To the east Baltic-speaking tribes shared the land with the non-Indo-European speaking ancestors of the Finns and the Estes. South and east, into what are now the Czech Republic, Austria and Hungary, peoples speaking the Illyrian language seem to have been dominant. Along the upper Danube and the upper Rhine, Celtic speaking peoples were beginning their consolidation.
About 1000 BCE the Germans were confined to southern Sweden, the Jutland peninsula, the Danish isles and the country from the Ems to the Oder.
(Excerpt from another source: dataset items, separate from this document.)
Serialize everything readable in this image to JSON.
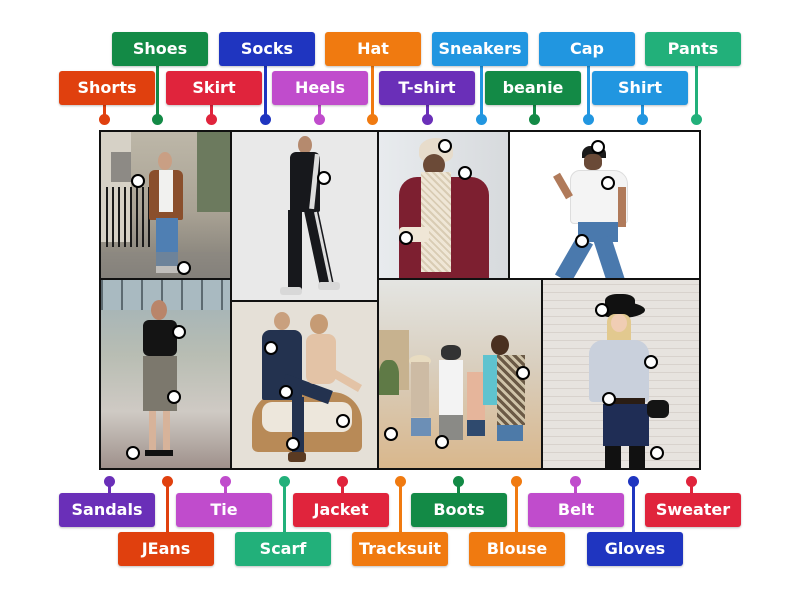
{
  "top_labels": [
    {
      "text": "Shoes",
      "color": "#138a46"
    },
    {
      "text": "Socks",
      "color": "#1f35c0"
    },
    {
      "text": "Hat",
      "color": "#f07a10"
    },
    {
      "text": "Sneakers",
      "color": "#2196e0"
    },
    {
      "text": "Cap",
      "color": "#2196e0"
    },
    {
      "text": "Pants",
      "color": "#22b07a"
    },
    {
      "text": "Shorts",
      "color": "#e0400e"
    },
    {
      "text": "Skirt",
      "color": "#e0243c"
    },
    {
      "text": "Heels",
      "color": "#c04ccc"
    },
    {
      "text": "T-shirt",
      "color": "#6a2fb8"
    },
    {
      "text": "beanie",
      "color": "#138a46"
    },
    {
      "text": "Shirt",
      "color": "#2196e0"
    }
  ],
  "bottom_labels": [
    {
      "text": "Sandals",
      "color": "#6a2fb8"
    },
    {
      "text": "Tie",
      "color": "#c04ccc"
    },
    {
      "text": "Jacket",
      "color": "#e0243c"
    },
    {
      "text": "Boots",
      "color": "#138a46"
    },
    {
      "text": "Belt",
      "color": "#c04ccc"
    },
    {
      "text": "Sweater",
      "color": "#e0243c"
    },
    {
      "text": "JEans",
      "color": "#e0400e"
    },
    {
      "text": "Scarf",
      "color": "#22b07a"
    },
    {
      "text": "Tracksuit",
      "color": "#f07a10"
    },
    {
      "text": "Blouse",
      "color": "#f07a10"
    },
    {
      "text": "Gloves",
      "color": "#1f35c0"
    }
  ],
  "photos": [
    {
      "name": "man-leather-jacket-jeans"
    },
    {
      "name": "man-tracksuit"
    },
    {
      "name": "woman-beanie-scarf-gloves"
    },
    {
      "name": "man-cap-tshirt-jeans"
    },
    {
      "name": "woman-blouse-skirt-heels"
    },
    {
      "name": "couple-suit-tie-shoes"
    },
    {
      "name": "friends-beach-shorts-sandals"
    },
    {
      "name": "woman-hat-sweater-belt-boots"
    }
  ]
}
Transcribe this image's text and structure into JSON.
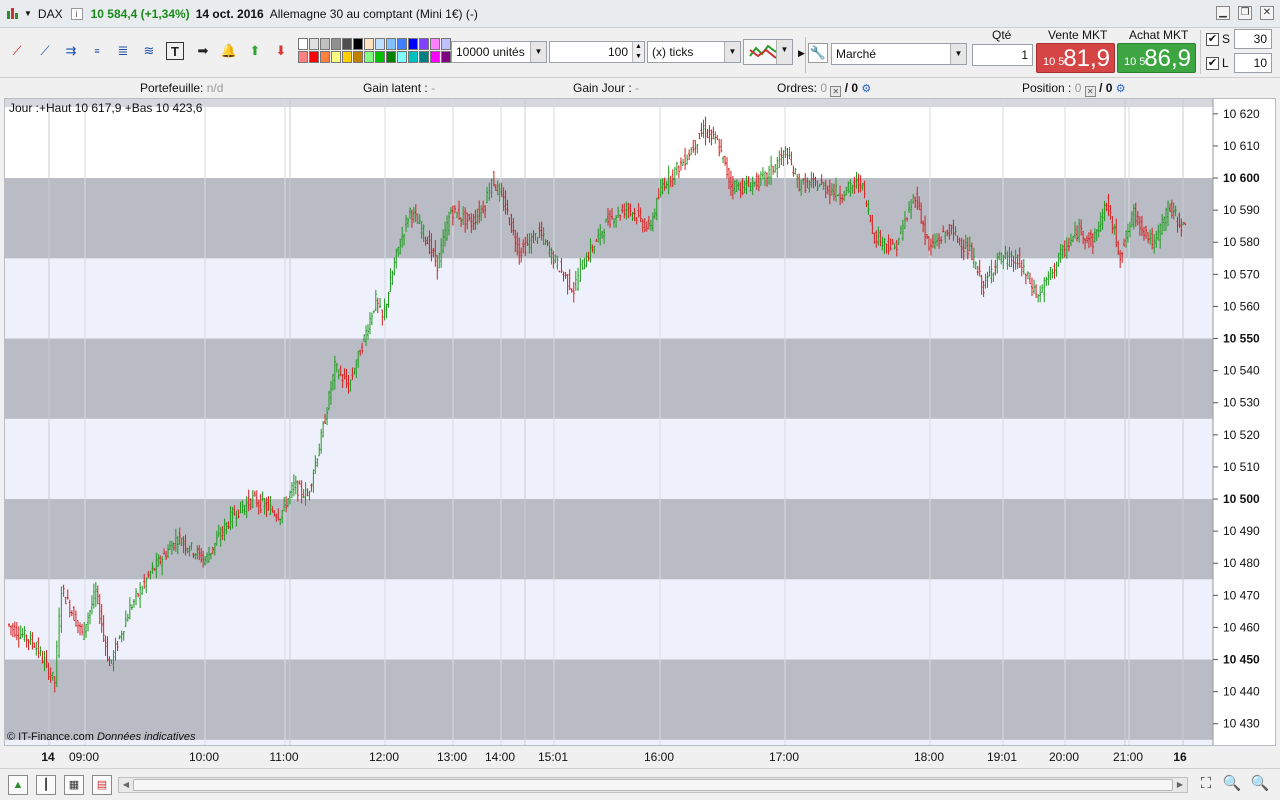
{
  "window": {
    "symbol": "DAX",
    "price": "10 584,4 (+1,34%)",
    "date": "14 oct. 2016",
    "description": "Allemagne 30 au comptant (Mini 1€) (-)",
    "info_label": "i"
  },
  "toolbar": {
    "units_select": "10000 unités",
    "quantity": "100",
    "ticks_select": "(x) ticks",
    "order_type": "Marché",
    "qty_label": "Qté",
    "qty_value": "1",
    "sell_label": "Vente MKT",
    "sell_prefix": "10 5",
    "sell_price": "81,9",
    "buy_label": "Achat MKT",
    "buy_prefix": "10 5",
    "buy_price": "86,9",
    "stop_label": "S",
    "stop_value": "30",
    "limit_label": "L",
    "limit_value": "10",
    "palette_colors": [
      "#ffffff",
      "#e0e0e0",
      "#c0c0c0",
      "#909090",
      "#505050",
      "#000000",
      "#ffe0c0",
      "#c0e0ff",
      "#80c0ff",
      "#4080ff",
      "#0000ff",
      "#8040ff",
      "#ff80ff",
      "#c0c0ff",
      "#ff8080",
      "#ff0000",
      "#ff8040",
      "#ffff80",
      "#ffd000",
      "#c08000",
      "#80ff80",
      "#00c000",
      "#008000",
      "#80ffff",
      "#00c0c0",
      "#008080",
      "#ff00ff",
      "#800080"
    ]
  },
  "portfolio": {
    "portefeuille_label": "Portefeuille:",
    "portefeuille_value": "n/d",
    "gain_latent_label": "Gain latent :",
    "gain_latent_value": "-",
    "gain_jour_label": "Gain Jour :",
    "gain_jour_value": "-",
    "ordres_label": "Ordres:",
    "ordres_a": "0",
    "ordres_b": "/ 0",
    "position_label": "Position :",
    "position_a": "0",
    "position_b": "/ 0"
  },
  "chart": {
    "legend": "Jour :+Haut 10 617,9 +Bas 10 423,6",
    "credit": "© IT-Finance.com",
    "credit_note": "Données indicatives"
  },
  "chart_data": {
    "type": "line",
    "style": "ohlc-bars",
    "title": "",
    "ylim": [
      10424,
      10624
    ],
    "yticks": [
      10430,
      10440,
      10450,
      10460,
      10470,
      10480,
      10490,
      10500,
      10510,
      10520,
      10530,
      10540,
      10550,
      10560,
      10570,
      10580,
      10590,
      10600,
      10610,
      10620
    ],
    "bold_yticks": [
      10450,
      10500,
      10550,
      10600
    ],
    "bands": [
      [
        10425,
        10450
      ],
      [
        10475,
        10500
      ],
      [
        10525,
        10550
      ],
      [
        10575,
        10600
      ]
    ],
    "day_high": 10617.9,
    "day_low": 10423.6,
    "last": 10584.4,
    "x_ticks": [
      {
        "label": "14",
        "day": true
      },
      {
        "label": "09:00"
      },
      {
        "label": "10:00"
      },
      {
        "label": "11:00"
      },
      {
        "label": "12:00"
      },
      {
        "label": "13:00"
      },
      {
        "label": "14:00"
      },
      {
        "label": "15:01"
      },
      {
        "label": "16:00"
      },
      {
        "label": "17:00"
      },
      {
        "label": "18:00"
      },
      {
        "label": "19:01"
      },
      {
        "label": "20:00"
      },
      {
        "label": "21:00"
      },
      {
        "label": "16",
        "day": true
      }
    ],
    "path_points": [
      [
        0,
        10461
      ],
      [
        8,
        10455
      ],
      [
        14,
        10443
      ],
      [
        16,
        10472
      ],
      [
        22,
        10458
      ],
      [
        26,
        10471
      ],
      [
        30,
        10448
      ],
      [
        36,
        10466
      ],
      [
        42,
        10477
      ],
      [
        50,
        10488
      ],
      [
        58,
        10481
      ],
      [
        66,
        10495
      ],
      [
        72,
        10500
      ],
      [
        80,
        10495
      ],
      [
        84,
        10504
      ],
      [
        88,
        10501
      ],
      [
        92,
        10519
      ],
      [
        96,
        10541
      ],
      [
        100,
        10535
      ],
      [
        104,
        10548
      ],
      [
        108,
        10562
      ],
      [
        110,
        10556
      ],
      [
        114,
        10576
      ],
      [
        118,
        10590
      ],
      [
        122,
        10583
      ],
      [
        126,
        10573
      ],
      [
        130,
        10590
      ],
      [
        136,
        10586
      ],
      [
        140,
        10592
      ],
      [
        142,
        10600
      ],
      [
        146,
        10591
      ],
      [
        150,
        10577
      ],
      [
        156,
        10583
      ],
      [
        160,
        10575
      ],
      [
        166,
        10565
      ],
      [
        168,
        10572
      ],
      [
        176,
        10587
      ],
      [
        182,
        10591
      ],
      [
        188,
        10584
      ],
      [
        192,
        10598
      ],
      [
        198,
        10605
      ],
      [
        204,
        10615
      ],
      [
        208,
        10611
      ],
      [
        212,
        10598
      ],
      [
        216,
        10597
      ],
      [
        222,
        10600
      ],
      [
        228,
        10608
      ],
      [
        232,
        10598
      ],
      [
        238,
        10598
      ],
      [
        244,
        10595
      ],
      [
        250,
        10599
      ],
      [
        254,
        10582
      ],
      [
        260,
        10578
      ],
      [
        266,
        10595
      ],
      [
        270,
        10578
      ],
      [
        276,
        10584
      ],
      [
        282,
        10577
      ],
      [
        286,
        10566
      ],
      [
        290,
        10575
      ],
      [
        296,
        10574
      ],
      [
        302,
        10563
      ],
      [
        308,
        10575
      ],
      [
        314,
        10584
      ],
      [
        318,
        10580
      ],
      [
        322,
        10592
      ],
      [
        326,
        10576
      ],
      [
        330,
        10589
      ],
      [
        336,
        10579
      ],
      [
        340,
        10591
      ],
      [
        345,
        10584
      ]
    ]
  },
  "bottom": {
    "icons": [
      "chart-type",
      "candles",
      "table",
      "grid",
      "range"
    ]
  }
}
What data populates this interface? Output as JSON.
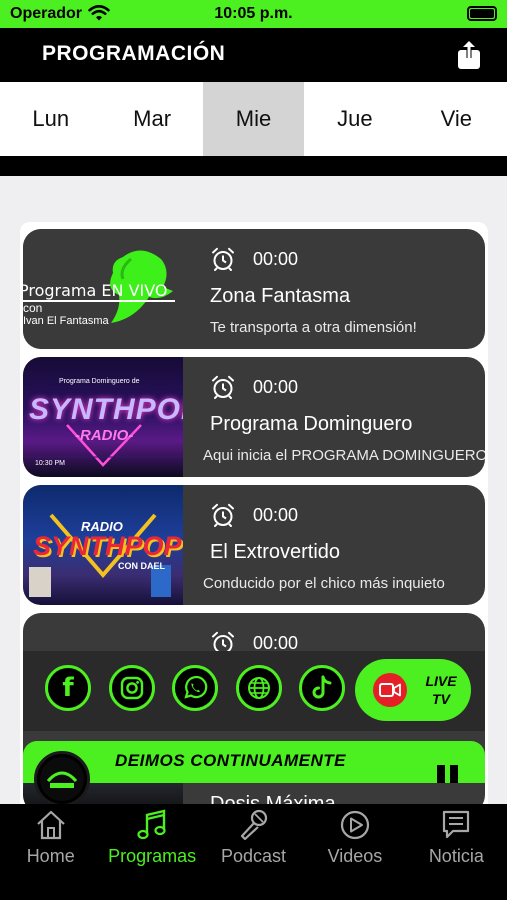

Their southern boundary was the Teutoburger Wald and the Harz mountains.
At the dawn of the historical period, Germania was on the right bank of the Rhine and bounded to the south by the Hyrcanian forest (from perca "oak" ) that stretched unbroken from the Hunsrück to modern Slovakia.
To the south and west, Celtic speaking peoples were in their most decisive phase of formation with their political and cultural centre of gravity on the east bank of the Rhine. The Celtic language was spread to the lower Rhine, into Gaul, Spain, northern Italy, the British Isles, and most of central Europe to the mouth of the Danube.
In Caesar's time (mid first century B.C.E.) German peoples had penetrated the forest barrier They had started to occupy the Main valley and lands further south on the right bank of the Rhine. Caesar's first confrontation with the Germans was with Ariovistus, king of the Suebi, who had led a confederation of tribes across the Rhine and who occupied what is now Alsace.
In 90 C.E. the Roman imperial organisation created two German provinces.
Germania prima Upper Germany, (Oberdeutschland) with its capital at Mainz (Mogontiacum), was on the both banks of the Rhine and occupied the re-entrant angle formed by the upper courses of the Rhine and the Danube. Its northern and eastern frontiers were defended by a palisade and ditch that joined the frontier wall built in Rhaetia to the north of the Danube. On the left bank of the Rhine the province included the region around Besancon, Alsace and the Pfalz extending along the Rhine bank as far north as the Eiffel.
Germania secunda Lower Germany, (Niederdeutschland) included the northern parts of modern Belgium and south Holland. Its northern frontier followed the Rhine and the Ijssel to the Zuider Zee (lake Flevo).
Military control was centred at Vetera (Xanten). The provincial capital was at Colonia Agrippina (Köln).